Capturing the patient’s experience is key to demonstrating the ‘real’ value of your product where it matters the most!
Medication’s value to society: From “nice to have” to “must have”
Health care and social care are separate budgets in the majority of health economies. Thus, the impact of medications on society hasn’t been a major concern in the past. However, some health systems, such as the U.K., are beginning to combine health and social care budgets. And, it’s likely to become more of a factor in the drug approval process in the next decade.
Pharma companies need to consider the patient and social impact of their investigational drug programs. This way, by the time their product hits the market, they’ve generated the evidence for a cost-effectiveness story around health and value to society. Does your drug help patients maximize the time at school or work? Does it decrease the burden on care givers?
Consider as an example a new drug for chronic obstructive pulmonary disease (COPD) that’s not differentiated from the competition. What if its manufacturer provided a system where patients can get advice online or by phone and receive reminders about when to take their meds? This value-adding system might be the differentiator that convinces the health system to reimburse this new product rather than a competitor.
Health technologies are leveraged to tackle the problem of medication non-adherence
Medication non-adherence has been estimated to cost the US healthcare system between $100-300 billion annually.1,2 Improving medication adherence saves health systems money and supports better patient outcomes in many disease states. Health technologies are increasingly being used to help patients take their medications. For instance, the patient can record on a phone or a device every time they take their medicine. Health care providers are also using text messages to remind their patients to take their medications.

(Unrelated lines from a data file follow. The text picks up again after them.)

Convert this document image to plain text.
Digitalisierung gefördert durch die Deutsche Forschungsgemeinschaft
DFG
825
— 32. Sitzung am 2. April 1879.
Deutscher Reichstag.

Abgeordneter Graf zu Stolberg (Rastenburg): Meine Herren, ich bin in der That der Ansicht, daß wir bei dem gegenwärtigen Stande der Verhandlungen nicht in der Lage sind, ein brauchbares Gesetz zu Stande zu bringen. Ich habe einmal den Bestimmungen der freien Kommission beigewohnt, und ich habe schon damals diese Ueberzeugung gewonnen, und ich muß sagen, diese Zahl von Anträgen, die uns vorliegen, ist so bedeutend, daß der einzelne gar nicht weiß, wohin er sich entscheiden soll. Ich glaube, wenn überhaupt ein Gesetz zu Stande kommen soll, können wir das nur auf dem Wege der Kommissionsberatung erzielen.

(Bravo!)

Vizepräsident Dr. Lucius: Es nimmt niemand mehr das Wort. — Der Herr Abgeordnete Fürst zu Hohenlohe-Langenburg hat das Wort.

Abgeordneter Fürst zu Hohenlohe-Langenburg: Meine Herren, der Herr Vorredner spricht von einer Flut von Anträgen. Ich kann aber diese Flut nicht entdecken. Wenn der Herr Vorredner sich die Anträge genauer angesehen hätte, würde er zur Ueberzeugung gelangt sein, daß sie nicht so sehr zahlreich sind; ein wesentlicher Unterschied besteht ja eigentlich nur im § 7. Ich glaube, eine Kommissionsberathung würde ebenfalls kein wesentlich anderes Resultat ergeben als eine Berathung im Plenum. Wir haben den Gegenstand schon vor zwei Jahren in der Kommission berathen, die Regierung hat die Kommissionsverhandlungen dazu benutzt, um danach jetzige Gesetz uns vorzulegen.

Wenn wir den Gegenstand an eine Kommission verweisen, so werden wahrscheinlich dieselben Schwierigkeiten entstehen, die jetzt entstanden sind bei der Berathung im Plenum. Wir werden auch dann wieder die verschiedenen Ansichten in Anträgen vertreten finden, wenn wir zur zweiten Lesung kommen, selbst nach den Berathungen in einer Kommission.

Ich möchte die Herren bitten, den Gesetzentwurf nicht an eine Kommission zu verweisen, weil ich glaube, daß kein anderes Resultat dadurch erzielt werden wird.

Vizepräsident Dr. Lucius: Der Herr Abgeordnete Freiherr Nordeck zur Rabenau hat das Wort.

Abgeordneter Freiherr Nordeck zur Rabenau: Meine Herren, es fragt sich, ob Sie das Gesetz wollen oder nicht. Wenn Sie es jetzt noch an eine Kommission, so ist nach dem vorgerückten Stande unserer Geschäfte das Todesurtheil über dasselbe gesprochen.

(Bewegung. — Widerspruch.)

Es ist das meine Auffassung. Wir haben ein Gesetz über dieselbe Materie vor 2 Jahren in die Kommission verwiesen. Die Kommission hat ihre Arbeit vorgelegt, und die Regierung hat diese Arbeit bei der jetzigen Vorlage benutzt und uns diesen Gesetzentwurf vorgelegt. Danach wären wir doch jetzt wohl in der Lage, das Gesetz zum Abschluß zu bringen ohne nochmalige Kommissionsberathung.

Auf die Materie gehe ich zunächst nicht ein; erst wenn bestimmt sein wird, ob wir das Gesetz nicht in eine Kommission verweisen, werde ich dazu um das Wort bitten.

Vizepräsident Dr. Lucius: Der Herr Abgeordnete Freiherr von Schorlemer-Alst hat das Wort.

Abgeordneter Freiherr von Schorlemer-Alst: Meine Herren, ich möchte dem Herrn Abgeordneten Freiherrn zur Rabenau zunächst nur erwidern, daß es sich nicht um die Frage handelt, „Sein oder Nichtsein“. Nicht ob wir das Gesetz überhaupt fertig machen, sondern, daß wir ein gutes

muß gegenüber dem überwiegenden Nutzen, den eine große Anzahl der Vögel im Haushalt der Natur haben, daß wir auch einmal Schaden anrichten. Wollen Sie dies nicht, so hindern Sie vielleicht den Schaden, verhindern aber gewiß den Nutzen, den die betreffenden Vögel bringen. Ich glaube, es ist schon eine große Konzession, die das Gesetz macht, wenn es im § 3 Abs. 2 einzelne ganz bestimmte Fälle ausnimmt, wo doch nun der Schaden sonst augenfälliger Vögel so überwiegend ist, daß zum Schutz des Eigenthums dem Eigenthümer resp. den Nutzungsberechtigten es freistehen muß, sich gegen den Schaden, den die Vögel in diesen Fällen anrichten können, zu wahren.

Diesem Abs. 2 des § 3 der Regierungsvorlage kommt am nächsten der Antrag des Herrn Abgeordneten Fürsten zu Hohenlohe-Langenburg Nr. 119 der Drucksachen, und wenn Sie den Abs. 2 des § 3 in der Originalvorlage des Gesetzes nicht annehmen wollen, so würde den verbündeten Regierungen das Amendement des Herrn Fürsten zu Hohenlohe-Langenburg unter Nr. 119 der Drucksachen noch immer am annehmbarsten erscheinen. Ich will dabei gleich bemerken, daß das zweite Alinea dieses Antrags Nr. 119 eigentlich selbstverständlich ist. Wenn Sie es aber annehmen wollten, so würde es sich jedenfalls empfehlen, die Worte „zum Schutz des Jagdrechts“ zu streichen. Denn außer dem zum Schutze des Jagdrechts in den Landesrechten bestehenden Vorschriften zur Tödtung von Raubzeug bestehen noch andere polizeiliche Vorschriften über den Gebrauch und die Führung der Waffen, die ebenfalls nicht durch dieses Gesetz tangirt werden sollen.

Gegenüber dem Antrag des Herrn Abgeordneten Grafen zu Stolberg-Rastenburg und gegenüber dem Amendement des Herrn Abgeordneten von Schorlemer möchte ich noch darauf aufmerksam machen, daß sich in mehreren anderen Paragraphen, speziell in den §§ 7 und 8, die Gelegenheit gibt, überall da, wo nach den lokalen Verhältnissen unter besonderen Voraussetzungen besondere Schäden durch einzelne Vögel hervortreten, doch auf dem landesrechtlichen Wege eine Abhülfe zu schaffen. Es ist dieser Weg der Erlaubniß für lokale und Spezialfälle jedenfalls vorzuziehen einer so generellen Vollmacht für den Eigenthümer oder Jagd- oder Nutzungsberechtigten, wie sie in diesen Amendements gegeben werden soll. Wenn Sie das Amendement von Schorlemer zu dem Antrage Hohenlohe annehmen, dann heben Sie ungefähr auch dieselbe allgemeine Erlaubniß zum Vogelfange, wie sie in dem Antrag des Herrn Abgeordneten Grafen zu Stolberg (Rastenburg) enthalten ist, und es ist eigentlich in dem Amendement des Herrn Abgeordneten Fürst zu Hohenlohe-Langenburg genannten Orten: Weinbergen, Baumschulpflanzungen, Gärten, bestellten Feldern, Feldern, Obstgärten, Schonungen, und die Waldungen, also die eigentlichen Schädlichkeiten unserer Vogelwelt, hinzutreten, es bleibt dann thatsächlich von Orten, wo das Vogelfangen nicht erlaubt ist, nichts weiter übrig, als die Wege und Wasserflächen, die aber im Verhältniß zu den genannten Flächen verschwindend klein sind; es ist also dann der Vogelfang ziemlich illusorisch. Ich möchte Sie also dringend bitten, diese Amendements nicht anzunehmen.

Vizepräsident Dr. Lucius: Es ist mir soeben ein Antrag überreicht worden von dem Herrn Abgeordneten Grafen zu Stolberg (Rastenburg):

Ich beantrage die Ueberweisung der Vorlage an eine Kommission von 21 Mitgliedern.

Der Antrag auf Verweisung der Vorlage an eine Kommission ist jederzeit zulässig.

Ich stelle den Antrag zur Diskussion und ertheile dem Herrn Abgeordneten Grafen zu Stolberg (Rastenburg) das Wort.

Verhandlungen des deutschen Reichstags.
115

The result of improved adherence on health outcomes can include fewer doctor visits, as well as a reduction in the need for poly-pharmacy and rescue medicines. And, it supports the commercial success of drug products because improved adherence leads to better outcomes. Getting volunteers in a clinical study to take their medication is relatively easy, but payers want to know that it’s going to work the same in the real world.
Innovative contracting and risk-sharing agreements
Risk-sharing agreements between the pharma industry and governments are becoming increasingly popular. They stipulate that if products don’t perform well in the real world, then the pharma company has to pay back some money to that country’s health system. So, it’s in the company’s interest to develop practices that help ensure patient adherence and to capture the real world data to prove this.

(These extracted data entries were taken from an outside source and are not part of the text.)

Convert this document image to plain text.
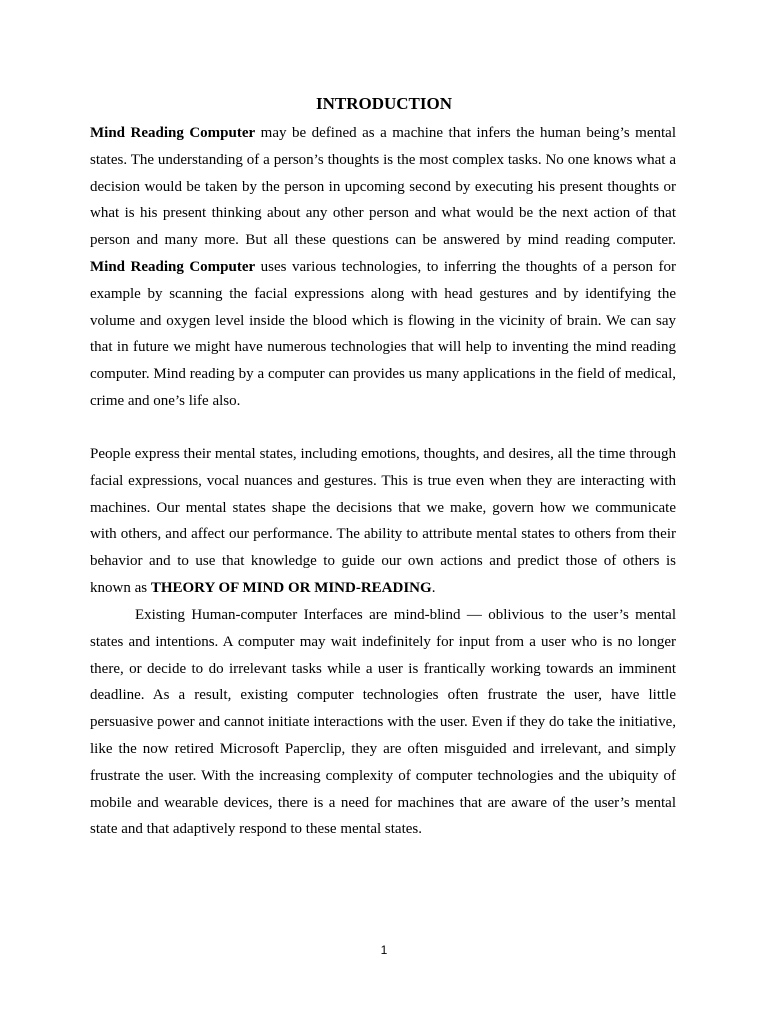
INTRODUCTION

Mind Reading Computer may be defined as a machine that infers the human being’s mental states. The understanding of a person’s thoughts is the most complex tasks. No one knows what a decision would be taken by the person in upcoming second by executing his present thoughts or what is his present thinking about any other person and what would be the next action of that person and many more. But all these questions can be answered by mind reading computer. Mind Reading Computer uses various technologies, to inferring the thoughts of a person for example by scanning the facial expressions along with head gestures and by identifying the volume and oxygen level inside the blood which is flowing in the vicinity of brain. We can say that in future we might have numerous technologies that will help to inventing the mind reading computer. Mind reading by a computer can provides us many applications in the field of medical, crime and one’s life also.

People express their mental states, including emotions, thoughts, and desires, all the time through facial expressions, vocal nuances and gestures. This is true even when they are interacting with machines. Our mental states shape the decisions that we make, govern how we communicate with others, and affect our performance. The ability to attribute mental states to others from their behavior and to use that knowledge to guide our own actions and predict those of others is known as THEORY OF MIND OR MIND-READING.

Existing Human-computer Interfaces are mind-blind — oblivious to the user’s mental states and intentions. A computer may wait indefinitely for input from a user who is no longer there, or decide to do irrelevant tasks while a user is frantically working towards an imminent deadline. As a result, existing computer technologies often frustrate the user, have little persuasive power and cannot initiate interactions with the user. Even if they do take the initiative, like the now retired Microsoft Paperclip, they are often misguided and irrelevant, and simply frustrate the user. With the increasing complexity of computer technologies and the ubiquity of mobile and wearable devices, there is a need for machines that are aware of the user’s mental state and that adaptively respond to these mental states.

1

In conclusion, by embracing advanced Market Access and HEOR strategies early in product development, drug companies are more likely to achieve regulatory and commercial success while better serving patients in need.
1. Iuga AO, McGuire MJ. Adherence and health care costs. Risk Manag Healthc Policy 2014;7:35–44.
2. Viswanathan M, Golin CE, Jones CD, et al. Interventions to improve adherence to self-administered medications for chronic diseases in the United States: a systematic review. Ann Intern Med 2012;157:785–95.